Huge antiwar rallies to come
Fabiola Desy Unidjaja, The Jakarta Post, Jakarta
Jakarta and Surabaya will see a wave of mass rallies in a couple of days to show Indonesia's strong opposition to a possible attack on Iraq.
Influential Muslim preacher A.A. Gymnastiar, popularly known as Aa Gym, will lead thousands of Muslims to the streets to voice their opposition to a U.S.-led military strike on Iraq.
"The event is set to show that thousands of Muslims will join in a mass rally to protest any military solution to the Iraq crisis, and that the rally will go on peacefully," Aa Gym told The Jakarta Post by telephone on Friday.
He further said that around 100,000 Muslims would join the mass rally which would start at Istiqlal Grand Mosque and travel down along Jl. Thamrin to Monas.
All rally participants would perform a mass prayer for world peace at the grand mosque before marching to Monas, he added.
"We will read out a letter calling for the U.S. to avert a war against Iraq, and then I will go alone to deliver the letter to the U.S. Embassy," said the popular cleric.

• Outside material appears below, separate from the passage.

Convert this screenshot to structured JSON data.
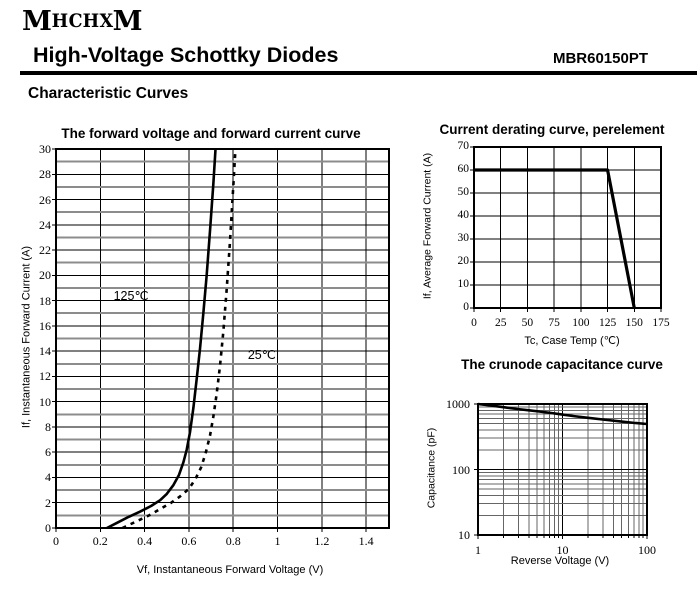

He claimed that U.S. Ambassador to Indonesia Ralph L. Boyce had confirmed his readiness to accept the letter personally at the embassy.
"The Ambassador called us to say that he was ready to receive the letter," said Aa Gym.
Separately, the largest Muslim organization Nadhlatul Ulama (NU) said earlier that around one million Muslims would perform a mass prayer for world peace in Surabaya, East Java, on Monday.
NU Chairman Hasyim Muzadi said that during the mass prayer, participants would also pray for national repentance so that the nation could solve all problems plaguing the country.
The government also renewed Indonesia's stance on the Iraq crisis, saying it was unnecessary for the UN Security Council to issue a second resolution to end the crisis, because Iraq was quite cooperative with UN inspectors in dismantling its weapons of mass destruction.
Minister for Foreign Affairs Hassan Wirayuda said on Friday that the UN weapons inspection team should be given more time and that there was still a chance to solve the crisis peacefully.
"We are against the second resolution on Iraq proposed by the U.S., as the draft implies that Iraq has failed to cooperate with the inspection team.
"Indonesia's position remains firm, that we would like to see more time given to the inspection team to finish their tasks," he remarked after a meeting with President Megawati Soekarnoputri.
The UN Security Council is expected to hold a plenary meeting late on Friday to discuss the proposed draft of a second resolution, which will allow the use of force to disarm Iraq.
France, China and Russia, three of the five permanent members of the council that had veto rights, have said that they will exercise their rights to block U.S. efforts to attack Iraq.
Washington, however, said that they were ready to use force in disarming Iraq, even without the approval of the UN Security Council.
"Indonesia insisted that Washington should not make any unilateral actions against Iraq, should the second resolution not come to pass," Hassan remarked.
The president made an official statement rejecting a war, and called on the U.S. to exercise self-restraint in solving the crisis in the Middle East.
The government has also made preparations to evacuate its citizens from Middle East countries should war break out in the near future.
Adm. (ret) Widodo A.S., chairman of the Joint Team Handling Impacts of the Iraq Crisis, said that his team was ready to face the worst possible scenario in Iraq, including the evacuation of around 35,000 Indonesians employed in eight countries in that region.
"The preparation are ready, and the eight countries bordering with Iraq have assured the safety of Indonesian workers in a state of emergency," Widodo said after briefing the president on his recent visit to the Middle East.